1. Asinara: un carcere di massima sicurezza
L’Alcatraz italiana: ora è un parco nazionale
Il carcere dell’Asinara venne istituito alla fine dell’Ottocento e può essere considerato l’Alcatraz d’Italia. Durante i cent’anni in cui restò aperto un solo detenuto, il bandito sequestratore sardo Matteo Boe, riuscì a scappare dall’isola penitenziario.
A partire dagli anni ‘70 l’Asinara divenne un carcere di massima sicurezza in cui rinchiudere i detenuti più pericolosi d’Italia, dal leader delle Brigate Rosse Salvatore Cutolo al boss mafioso Totò Riina. Nell’isola passarono del tempo anche Giuseppe Falcone e Paolo Borsellino, per ragioni di sicurezza personale i due magistrati si recarono nell’isola per preparare l’importante maxiprocesso alla mafia.

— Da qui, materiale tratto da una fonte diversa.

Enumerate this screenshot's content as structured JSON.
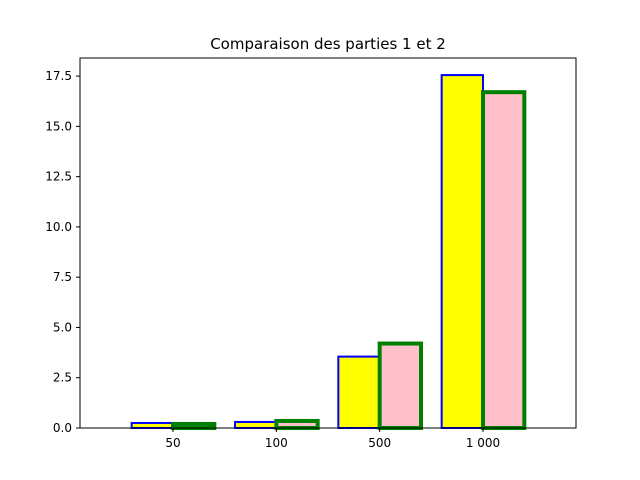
{
  "chart_data": {
    "type": "bar",
    "title": "Comparaison des parties 1 et 2",
    "xlabel": "",
    "ylabel": "",
    "categories": [
      "50",
      "100",
      "500",
      "1 000"
    ],
    "ylim": [
      0,
      18.4
    ],
    "yticks": [
      "0.0",
      "2.5",
      "5.0",
      "7.5",
      "10.0",
      "12.5",
      "15.0",
      "17.5"
    ],
    "grid": false,
    "series": [
      {
        "values": [
          0.25,
          0.3,
          3.55,
          17.55
        ],
        "fill": "#ffff00",
        "stroke": "#0000ff"
      },
      {
        "values": [
          0.2,
          0.35,
          4.2,
          16.7
        ],
        "fill": "#ffc0cb",
        "stroke": "#008000"
      }
    ]
  }
}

Il carcere venne chiuso definitivamente solo nel 1998; l’isola è ora un parco nazionale famoso per i suoi asinelli albini allo stato brado e la ricca fauna selvatica. L’Asinara è visitabile liberamente a piedi, in bici o con visite in fuoristrada. Ma per conoscere meglio la storia del penitenziario più duro e sicuro d’Italia, o del soggiorno dei due famosi magistrati, si consiglia di visitare l’isola con delle guide autorizzate.
Come raggiungerla
Visite guidate
- Blumare service: Visite all’Asinara, clicca qui.
- La guida tour: tour all’Asinara, clicca qui.
- Informazioni utili: GotoAsinara, clicca qui.
- Il parco dell’Asinara: link ufficiale.

Il carcere dell’Asinara in Sardegna.
2. Valle della Luna: una comunità hippy
Un luogo spirituale dove essere eremiti moderni
Nella zona di Capo Testa, non lontano dal paese di Santa Teresa di Gallura, si trova un tratto costiero noto come la Valle della Luna. Si tratta di un promontorio di rocce granitiche che termina dolcemente con una vallata sul mare.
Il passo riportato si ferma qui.